Shop Floor AI in Automotive and FMCG: Lessons From Real Nagare Deployments at Scale

The manufacturing AI conversation in 2025-2026 has been dominated by proof-of-concept announcements and vendor capability claims. What is less common is honest analysis of what AI monitoring systems actually produce when deployed at scale in production environments run by large manufacturers with high operational standards and low tolerance for systems that generate noise rather than insight.

Jidoka Tech’s Nagare deployments at Procter & Gamble and Maruti Suzuki provide reference data on AI production monitoring P&G Maruti in two distinct manufacturing contexts: high-speed FMCG packaging and automotive component assembly. The operational and organisational lessons from both are relevant to any manufacturer evaluating AI monitoring for their own environment.

What automotive and FMCG manufacturing have in common

Despite the surface differences between a 500-units-per-minute FMCG packaging line and an automotive sub-assembly cell with 4-minute cycle times, both manufacturing contexts share the operational characteristics that make AI monitoring most valuable:

High process complexity. Both environments involve multiple process steps that must be executed in correct sequence under time pressure. Deviation from sequence generates quality or efficiency losses that often do not appear immediately at the point of deviation.

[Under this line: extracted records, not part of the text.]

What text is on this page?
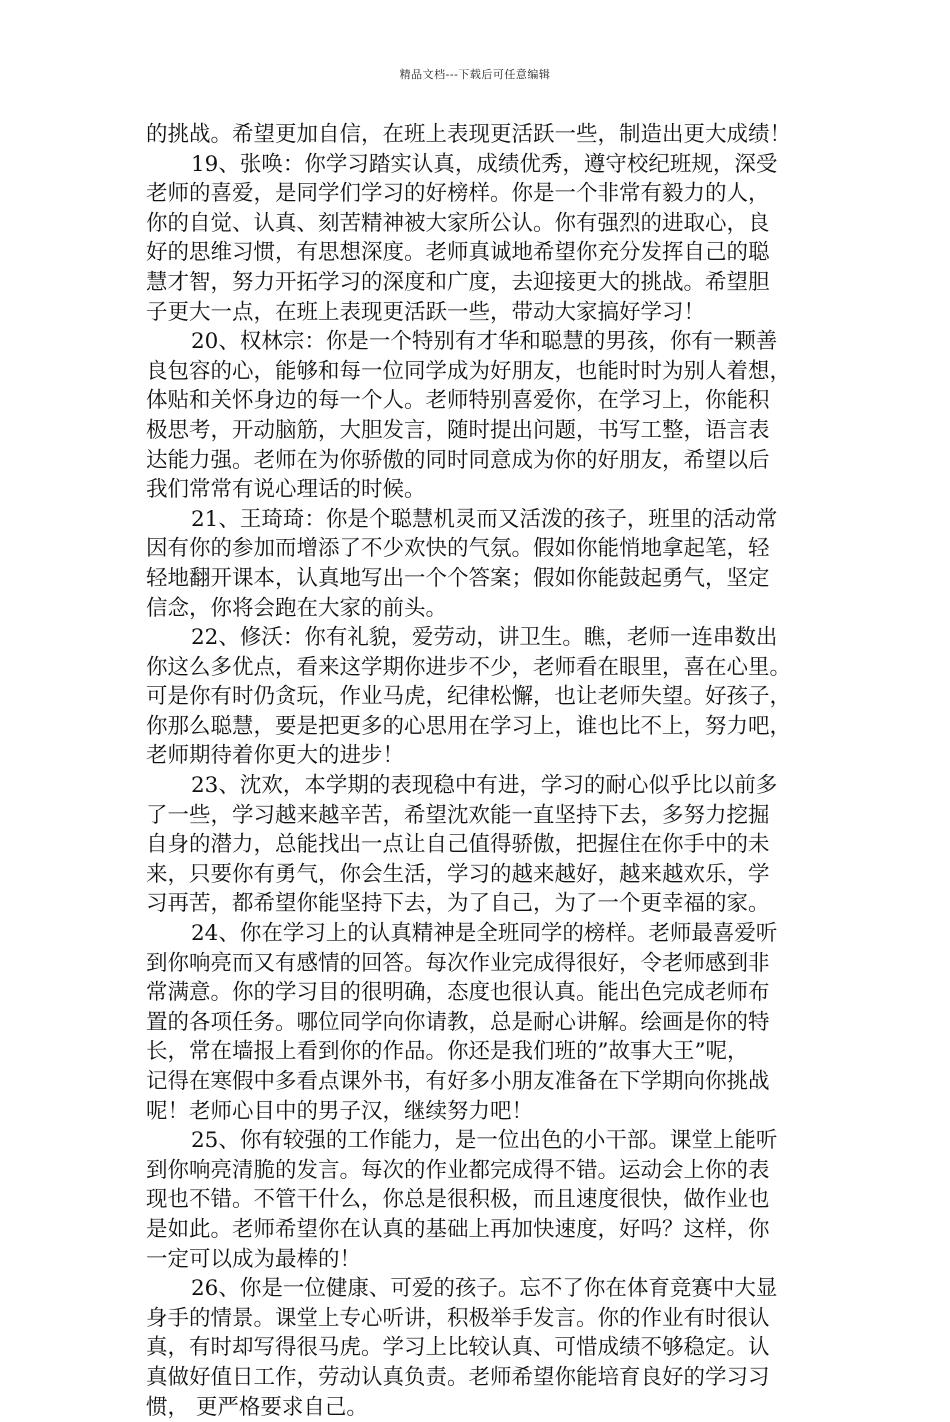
精品文档---下载后可任意编辑
的挑战。希望更加自信，在班上表现更活跃一些，制造出更大成绩！
19、张唤：你学习踏实认真，成绩优秀，遵守校纪班规，深受
老师的喜爱，是同学们学习的好榜样。你是一个非常有毅力的人，
你的自觉、认真、刻苦精神被大家所公认。你有强烈的进取心，良
好的思维习惯，有思想深度。老师真诚地希望你充分发挥自己的聪
慧才智，努力开拓学习的深度和广度，去迎接更大的挑战。希望胆
子更大一点，在班上表现更活跃一些，带动大家搞好学习！
20、权林宗：你是一个特别有才华和聪慧的男孩，你有一颗善
良包容的心，能够和每一位同学成为好朋友，也能时时为别人着想，
体贴和关怀身边的每一个人。老师特别喜爱你，在学习上，你能积
极思考，开动脑筋，大胆发言，随时提出问题，书写工整，语言表
达能力强。老师在为你骄傲的同时同意成为你的好朋友，希望以后
我们常常有说心理话的时候。
21、王琦琦：你是个聪慧机灵而又活泼的孩子，班里的活动常
因有你的参加而增添了不少欢快的气氛。假如你能悄地拿起笔，轻
轻地翻开课本，认真地写出一个个答案；假如你能鼓起勇气，坚定
信念，你将会跑在大家的前头。
22、修沃：你有礼貌，爱劳动，讲卫生。瞧，老师一连串数出
你这么多优点，看来这学期你进步不少，老师看在眼里，喜在心里。
可是你有时仍贪玩，作业马虎，纪律松懈，也让老师失望。好孩子，
你那么聪慧，要是把更多的心思用在学习上，谁也比不上，努力吧，
老师期待着你更大的进步！
23、沈欢，本学期的表现稳中有进，学习的耐心似乎比以前多
了一些，学习越来越辛苦，希望沈欢能一直坚持下去，多努力挖掘
自身的潜力，总能找出一点让自己值得骄傲，把握住在你手中的未
来，只要你有勇气，你会生活，学习的越来越好，越来越欢乐，学
习再苦，都希望你能坚持下去，为了自己，为了一个更幸福的家。
24、你在学习上的认真精神是全班同学的榜样。老师最喜爱听
到你响亮而又有感情的回答。每次作业完成得很好，令老师感到非
常满意。你的学习目的很明确，态度也很认真。能出色完成老师布
置的各项任务。哪位同学向你请教，总是耐心讲解。绘画是你的特
长，常在墙报上看到你的作品。你还是我们班的”故事大王”呢，
记得在寒假中多看点课外书，有好多小朋友准备在下学期向你挑战
呢！老师心目中的男子汉，继续努力吧！
25、你有较强的工作能力，是一位出色的小干部。课堂上能听
到你响亮清脆的发言。每次的作业都完成得不错。运动会上你的表
现也不错。不管干什么，你总是很积极，而且速度很快，做作业也
是如此。老师希望你在认真的基础上再加快速度，好吗？这样，你
一定可以成为最棒的！
26、你是一位健康、可爱的孩子。忘不了你在体育竞赛中大显
身手的情景。课堂上专心听讲，积极举手发言。你的作业有时很认
真，有时却写得很马虎。学习上比较认真、可惜成绩不够稳定。认
真做好值日工作，劳动认真负责。老师希望你能培育良好的学习习
惯， 更严格要求自己。
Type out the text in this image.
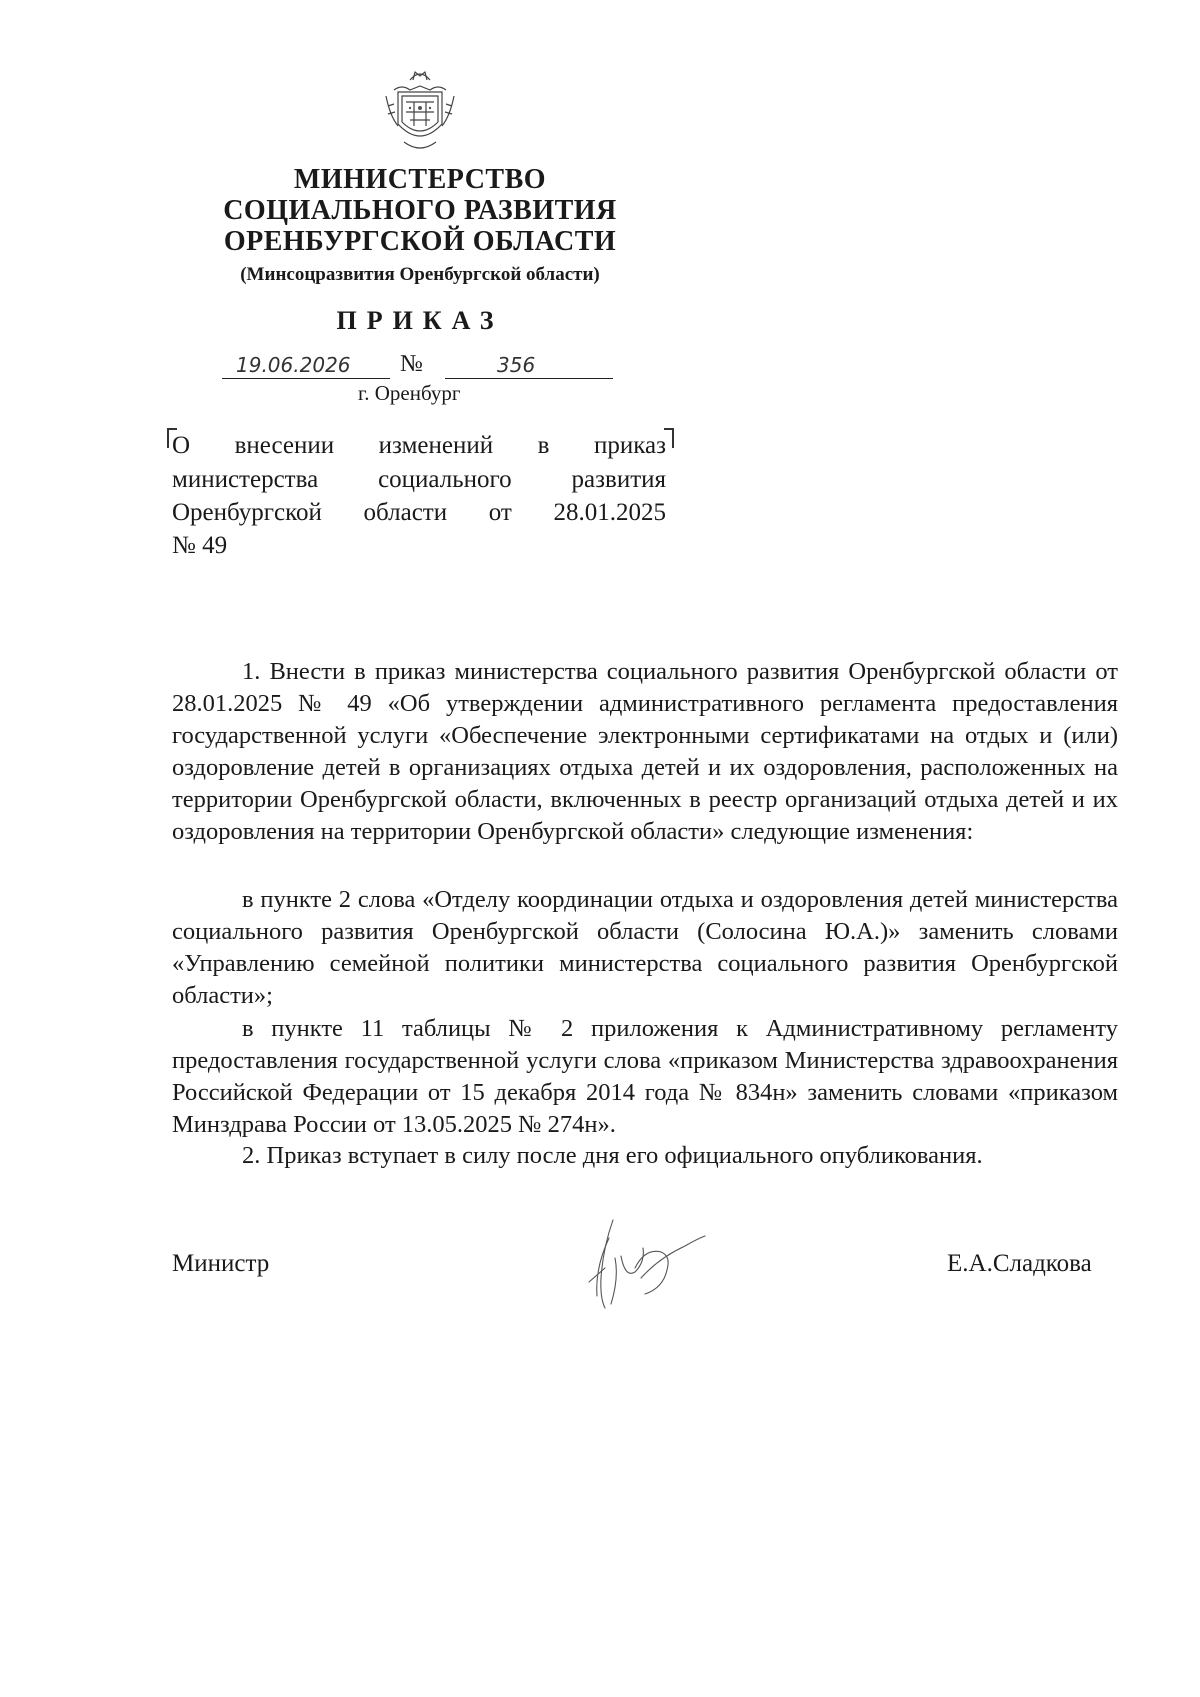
МИНИСТЕРСТВО
СОЦИАЛЬНОГО РАЗВИТИЯ
ОРЕНБУРГСКОЙ ОБЛАСТИ
(Минсоцразвития Оренбургской области)
ПРИКАЗ
19.06.2026 №	356
г. Оренбург
О внесении изменений в приказ
министерства социального развития
Оренбургской области от 28.01.2025
№ 49

1. Внести в приказ министерства социального развития Оренбургской области от 28.01.2025 № 49 «Об утверждении административного регламента предоставления государственной услуги «Обеспечение электронными сертификатами на отдых и (или) оздоровление детей в организациях отдыха детей и их оздоровления, расположенных на территории Оренбургской области, включенных в реестр организаций отдыха детей и их оздоровления на территории Оренбургской области» следующие изменения:

в пункте 2 слова «Отделу координации отдыха и оздоровления детей министерства социального развития Оренбургской области (Солосина Ю.А.)» заменить словами «Управлению семейной политики министерства социального развития Оренбургской области»;

в пункте 11 таблицы № 2 приложения к Административному регламенту предоставления государственной услуги слова «приказом Министерства здравоохранения Российской Федерации от 15 декабря 2014 года № 834н» заменить словами «приказом Минздрава России от 13.05.2025 № 274н».

2. Приказ вступает в силу после дня его официального опубликования.

Министр	Е.А.Сладкова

Mixed skill workforce. Both environments rely on a mix of experienced operators and new hires, with skill level variation that affects process compliance and quality output. Consistent monitoring provides a level of oversight that supervisor observation cannot achieve across full shifts.

Multiple product variants. Both environments run multiple product variants with different process requirements. Correct monitoring requires the system to recognise which product is running and apply the correct process standards.

Shift-based production with handover risk. Both environments run three shifts with handover periods that are high-risk for process continuity. Monitoring data that transfers with the shift provides incoming supervisors with a structured view of current process state rather than a verbal summary.

Automotive deployment: what Nagare added to a mature quality system

The Maruti Suzuki deployment was not a greenfield monitoring implementation. The plant had existing in-process inspection, CMM measurement, and a quality management system that generated regular performance reports. The question was not whether to implement quality monitoring, but whether AI process monitoring could improve beyond what the existing system was detecting.

The answer was yes, in a specific way: the existing system detected outcomes (rejections at inspection gates). Nagare detected processes (the assembly sequence deviations that preceded rejections). This distinction changed the improvement response from reactive quality correction to proactive process stabilisation.

The operational lesson: AI process monitoring and traditional quality inspection systems are not substitutes. They observe different things. Combined, they provide outcome data (did it pass?) and process data (was it built correctly?), which together enable root cause analysis that neither provides alone.

FMCG deployment: what Nagare added to a data-rich environment

P&G’s FMCG facility was not lacking in data. Historian data, SCADA records, and production logs provided substantial historical information. The challenge was not data availability but data utilisation: the data existed but was not being converted into real-time operational decisions.

Nagare’s contribution was the translation layer between continuous machine observation and actionable alerts for production supervisors. The historian recorded that machine 7 stopped 23 times during a shift; Nagare told the supervisor when machine 7 stopped during the shift, with enough context to respond.

The operational lesson: data richness and operational intelligence are different things. A monitoring system that generates a report after the shift creates awareness; a monitoring system that generates an alert during the shift creates an opportunity to respond.

What scale deployments reveal that pilots do not

Small pilot deployments of AI monitoring systems consistently look better than scaled deployments because pilots operate in conditions that are not representative of full production: better camera positions, more attentive implementation teams, and a smaller surface area of edge cases. The Nagare deployments at P&G and Maruti Suzuki were full-scale productions, not controlled pilots.

At full scale, three issues emerge that pilots obscure: alert fatigue from misconfigured thresholds, model accuracy degradation in shift conditions with different lighting and personnel, and integration friction with existing systems that were designed for manual data entry.

All three issues are addressable, but they require post-deployment tuning time that pilots typically do not build in. Manufacturers planning AI monitoring deployments should budget 4-8 weeks of post-go-live tuning in addition to the deployment period.